Вот, например, одна из историй:
— Вчера я подавала судно одному тяжелому больному. Среднего возраста мужчина, некрасивый, плешивый, усатый, с гадкой и блудливой рожей, скорее всего, лавочник, женатый. Жена, настоящая ханжа, торчала у него в ногах и молилась, торопливо перебирая четки. Я приподняла одеяло и простыню, подсунула судно под его тощую задницу, подождала, когда он освободится, вынула судно и пошла опорожнить в туалет, потом вернулась, чтобы поправить постель. Был вечер, жена, как обычно, в ногах, молится.
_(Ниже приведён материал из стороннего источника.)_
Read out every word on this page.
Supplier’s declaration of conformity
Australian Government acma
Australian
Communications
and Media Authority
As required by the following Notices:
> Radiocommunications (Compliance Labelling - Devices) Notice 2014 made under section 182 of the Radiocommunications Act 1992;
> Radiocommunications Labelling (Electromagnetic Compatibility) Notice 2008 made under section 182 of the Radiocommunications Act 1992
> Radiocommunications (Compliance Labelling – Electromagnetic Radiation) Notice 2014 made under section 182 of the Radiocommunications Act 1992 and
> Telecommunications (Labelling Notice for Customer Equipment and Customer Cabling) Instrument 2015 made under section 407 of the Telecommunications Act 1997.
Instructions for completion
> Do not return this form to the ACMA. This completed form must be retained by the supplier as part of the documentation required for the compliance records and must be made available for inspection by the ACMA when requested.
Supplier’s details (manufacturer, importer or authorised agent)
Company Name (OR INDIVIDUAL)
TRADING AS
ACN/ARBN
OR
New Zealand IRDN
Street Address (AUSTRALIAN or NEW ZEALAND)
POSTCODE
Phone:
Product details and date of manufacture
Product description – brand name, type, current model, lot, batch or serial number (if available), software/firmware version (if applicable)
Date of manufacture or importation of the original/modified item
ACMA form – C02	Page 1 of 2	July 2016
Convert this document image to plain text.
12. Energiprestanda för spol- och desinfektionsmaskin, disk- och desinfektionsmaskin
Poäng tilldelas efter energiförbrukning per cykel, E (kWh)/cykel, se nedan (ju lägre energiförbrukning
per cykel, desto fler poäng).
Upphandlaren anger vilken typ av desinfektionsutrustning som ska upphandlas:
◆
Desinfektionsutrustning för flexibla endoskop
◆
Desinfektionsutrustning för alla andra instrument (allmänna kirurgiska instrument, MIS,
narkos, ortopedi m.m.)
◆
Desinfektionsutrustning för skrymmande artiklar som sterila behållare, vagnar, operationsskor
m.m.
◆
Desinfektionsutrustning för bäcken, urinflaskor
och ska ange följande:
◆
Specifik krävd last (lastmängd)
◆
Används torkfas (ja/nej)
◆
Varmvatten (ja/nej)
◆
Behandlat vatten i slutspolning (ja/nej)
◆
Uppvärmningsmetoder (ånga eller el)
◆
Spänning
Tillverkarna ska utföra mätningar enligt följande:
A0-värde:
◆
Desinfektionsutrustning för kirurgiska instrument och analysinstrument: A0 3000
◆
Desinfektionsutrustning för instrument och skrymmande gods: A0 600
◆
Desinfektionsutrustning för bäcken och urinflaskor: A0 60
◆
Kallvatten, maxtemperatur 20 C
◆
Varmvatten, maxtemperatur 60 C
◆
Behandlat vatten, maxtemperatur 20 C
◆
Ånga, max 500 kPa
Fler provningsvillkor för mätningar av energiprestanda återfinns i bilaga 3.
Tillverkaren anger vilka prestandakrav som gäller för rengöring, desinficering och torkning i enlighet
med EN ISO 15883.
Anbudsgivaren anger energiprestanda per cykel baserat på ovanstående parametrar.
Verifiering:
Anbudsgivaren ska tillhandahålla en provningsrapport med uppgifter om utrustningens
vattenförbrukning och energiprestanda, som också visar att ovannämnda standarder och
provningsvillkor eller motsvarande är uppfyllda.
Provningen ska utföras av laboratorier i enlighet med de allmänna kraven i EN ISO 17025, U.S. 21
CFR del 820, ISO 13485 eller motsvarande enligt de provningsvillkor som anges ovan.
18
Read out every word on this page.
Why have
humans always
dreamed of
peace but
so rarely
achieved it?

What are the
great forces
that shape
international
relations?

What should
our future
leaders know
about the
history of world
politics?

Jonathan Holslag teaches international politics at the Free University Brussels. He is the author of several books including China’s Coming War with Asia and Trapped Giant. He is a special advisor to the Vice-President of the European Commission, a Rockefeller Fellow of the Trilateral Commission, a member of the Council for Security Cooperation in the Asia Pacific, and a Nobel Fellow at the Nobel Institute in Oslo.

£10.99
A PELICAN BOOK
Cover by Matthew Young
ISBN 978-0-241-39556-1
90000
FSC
Поправив постель, покрывая его одеялом, я улучила момент и с размаху, как бы невзначай, нажала рукой на то самое место, чтобы он хорошенько почувствовал свои гениталии, и шепнула ему на ухо: «Вот видишь, скоро поправишься». А эта дубина неотесанная, ехидно прищурясь и на что-то намекая, в ответ: «Если для тебя — то, конечно, поправлюсь». Затем, глянув на молящуюся жену, крикнул, чтобы она заткнулась, а то своими молитвами наведет на него порчу.
— Ну так что, он потом выздоровел?
— Нет, он умер сегодня ночью.
— Но как же ты могла такое делать с безнадежным, да еще и гадко блудливым типом.
— Представь себе, что там, куда я положила руку, у него ничего нездорового не было. Может, когда-то в молодости…
В другой раз она пришла сильно взволнованная и сразу заявила:
— Сегодня ночью я ужасно испугалась.
— Почему?
— Да есть один больной… жутко симпатичный молодой человек тридцати лет; от таких сила жизни исходит простая и грубая, как от какого-нибудь конюха, или скотника. Лицо широкое и мужиковатое, взгляд открытый и веселый, нос орлиный, рот чувственный. Спортсмен, чемпион — не знаю, в каком виде спорта. Только после операции и страшно мучается, но не жалуется и держится молодцом. Тишайший больной — ни слова, ни звука. Напротив него на стенке вечно включенный телевизор, и он его смотрит, все время переключая каналы. Нынче в три часа ночи зовет меня, и я нахожу его в темноте палаты, как всегда, по включенному телевизору. Подхожу к нему, а он что-то бормочет сдавленным голосом, знаешь, как бывает при сильной боли, когда не могут ничего толком объяснить: «Прошу вас, пожалуйста, не могли бы вы взять меня за руку, а я буду представлять, что со мной мать или сестра, — вдруг это мне поможет, и я меньше буду мучиться».
Молча беру его руку, он сжимает ее изо всех сил; судя по этому судорожному пожатию, он и вправду изрядно мучается. Так, рука в руке, мы молча и неподвижно смотрим телевизор — показывали какой-то фильм про бандитов. Прошло несколько минут; чувствую, как он сжимает мои пальцы все сильнее и сильнее, будто отмечает каждый раз обострение боли. Вдруг я подумала — с чего не знаю, — что могу как-то облегчить его муки, и прошептала ему: «Может, чтобы не болело, хочешь чего-нибудь поласковее?» И будто самому себе, он повторил: «Поласковее?» Я подтвердила: «Да, поласковее».